To finish the meal, the cheese and truffle dessert plate is served simply with a shortbread cookie, marmalade, two truffles and chunks of Gorgonzola cheese. The crunchy cookie pairs nicely with the tangy marmalade, and it is refreshing to finish the meal with the subtle sweetness of truffles coated in cocoa powder. This is the only dessert option at the restaurant, so if you have a more aggressive sweet tooth, you might want to hold off until your midnight frozen yogurt run.

Figidini also offers a varied selection of local Providence-brewed beers, which — though a bit pricey — prove a nice break from Natty Lights. The restaurant offers Marzen of Revival Brewing Company or — if you are looking for a hoppier brew — the Mercy Brown by Trinity Brewhouse.

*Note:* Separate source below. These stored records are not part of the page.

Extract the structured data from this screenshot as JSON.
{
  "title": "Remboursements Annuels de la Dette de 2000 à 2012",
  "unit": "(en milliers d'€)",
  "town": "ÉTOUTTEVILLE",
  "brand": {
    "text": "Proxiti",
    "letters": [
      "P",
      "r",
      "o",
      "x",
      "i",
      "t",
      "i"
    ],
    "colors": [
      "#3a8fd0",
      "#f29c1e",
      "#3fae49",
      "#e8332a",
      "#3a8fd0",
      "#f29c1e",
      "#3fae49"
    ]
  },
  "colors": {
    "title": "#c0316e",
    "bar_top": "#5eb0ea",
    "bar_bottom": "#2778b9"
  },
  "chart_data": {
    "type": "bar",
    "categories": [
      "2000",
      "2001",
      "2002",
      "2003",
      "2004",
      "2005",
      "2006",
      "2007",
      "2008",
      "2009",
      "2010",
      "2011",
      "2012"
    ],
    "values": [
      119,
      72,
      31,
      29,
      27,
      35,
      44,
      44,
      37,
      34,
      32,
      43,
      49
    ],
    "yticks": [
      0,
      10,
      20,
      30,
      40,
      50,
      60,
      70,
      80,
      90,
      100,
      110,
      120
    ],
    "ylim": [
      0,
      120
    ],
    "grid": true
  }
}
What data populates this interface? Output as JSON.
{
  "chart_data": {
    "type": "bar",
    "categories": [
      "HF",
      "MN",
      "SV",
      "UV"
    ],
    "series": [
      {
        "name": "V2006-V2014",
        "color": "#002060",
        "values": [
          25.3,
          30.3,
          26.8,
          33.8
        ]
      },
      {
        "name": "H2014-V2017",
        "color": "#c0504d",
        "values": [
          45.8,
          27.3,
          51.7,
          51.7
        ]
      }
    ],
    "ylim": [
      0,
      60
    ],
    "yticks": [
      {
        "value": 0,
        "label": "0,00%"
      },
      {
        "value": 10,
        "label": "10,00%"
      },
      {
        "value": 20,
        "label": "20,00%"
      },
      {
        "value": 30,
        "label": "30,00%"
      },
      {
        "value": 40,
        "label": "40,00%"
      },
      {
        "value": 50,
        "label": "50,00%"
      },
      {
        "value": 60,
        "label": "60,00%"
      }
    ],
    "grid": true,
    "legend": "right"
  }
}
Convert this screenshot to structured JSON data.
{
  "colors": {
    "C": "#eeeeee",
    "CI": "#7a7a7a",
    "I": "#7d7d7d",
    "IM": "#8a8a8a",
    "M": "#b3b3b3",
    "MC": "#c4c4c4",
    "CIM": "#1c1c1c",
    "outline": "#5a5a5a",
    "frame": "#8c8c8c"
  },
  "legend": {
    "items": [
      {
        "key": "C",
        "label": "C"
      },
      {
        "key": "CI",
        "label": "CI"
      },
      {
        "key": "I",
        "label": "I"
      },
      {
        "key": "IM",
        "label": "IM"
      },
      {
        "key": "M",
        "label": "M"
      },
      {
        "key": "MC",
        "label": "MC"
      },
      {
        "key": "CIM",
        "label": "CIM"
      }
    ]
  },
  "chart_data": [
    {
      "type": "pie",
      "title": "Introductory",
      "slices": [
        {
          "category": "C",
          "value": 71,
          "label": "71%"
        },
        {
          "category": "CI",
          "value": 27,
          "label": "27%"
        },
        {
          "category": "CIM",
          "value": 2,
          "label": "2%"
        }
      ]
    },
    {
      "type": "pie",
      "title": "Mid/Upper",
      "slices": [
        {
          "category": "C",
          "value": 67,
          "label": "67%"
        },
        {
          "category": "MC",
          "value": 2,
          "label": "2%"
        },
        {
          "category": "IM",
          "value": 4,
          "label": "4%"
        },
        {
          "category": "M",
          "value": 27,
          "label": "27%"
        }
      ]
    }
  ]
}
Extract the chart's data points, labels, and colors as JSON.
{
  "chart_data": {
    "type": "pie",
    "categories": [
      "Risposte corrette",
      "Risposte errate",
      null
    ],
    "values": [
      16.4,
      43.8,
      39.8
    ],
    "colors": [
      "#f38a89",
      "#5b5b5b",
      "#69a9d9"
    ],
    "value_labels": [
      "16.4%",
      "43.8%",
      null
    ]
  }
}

For those seeking an off-the-hill reprieve from their studies, Figidini has an upbeat yet cozy atmosphere and efficient service. Situated right off Kennedy Plaza, it’s easily reached by bus, a must for students trekking through these wintry conditions. Pizza aside, drinks and appetizers can push the bill to well over $60 ­— but it’s a fun way to eat away the stress of shopping period if you are willing to throw down a few extra dollars for a great pie.

 

Figidini Wood Fire Grill. 67 Washington St. Tuesday to Thursday, 11:30 a.m. – 10 p.m. Friday and Saturday, 11:30 a.m. – 11 p.m. Closed Sundays and Mondays. No reservations accepted. 401.808.6886. figidini.com.

  • Alex

    These pizzas are not grilled. It’s an oven at a 1000 degrees turning out true Neapolitan pies. However there is a wood fire grill serving up meats, veggies and seafood.

    • Alex

      Also…the Mercy Brown is from Revival and the Märzen is a beer from Germany…Aecht Schlenkerla Rauchbier-Märzen. Sorry…I’ve been here many times and know the owners would appreciate the clarification of their products in your review.

      • Alealex

        Pretty sure they offer a different dessert each night…from a kitchen only using solid fuel as a heat source, I can honestly say, I have had some pretty unique and creative desserts here. So all in all…I would do better research as a future journalist before posting a review.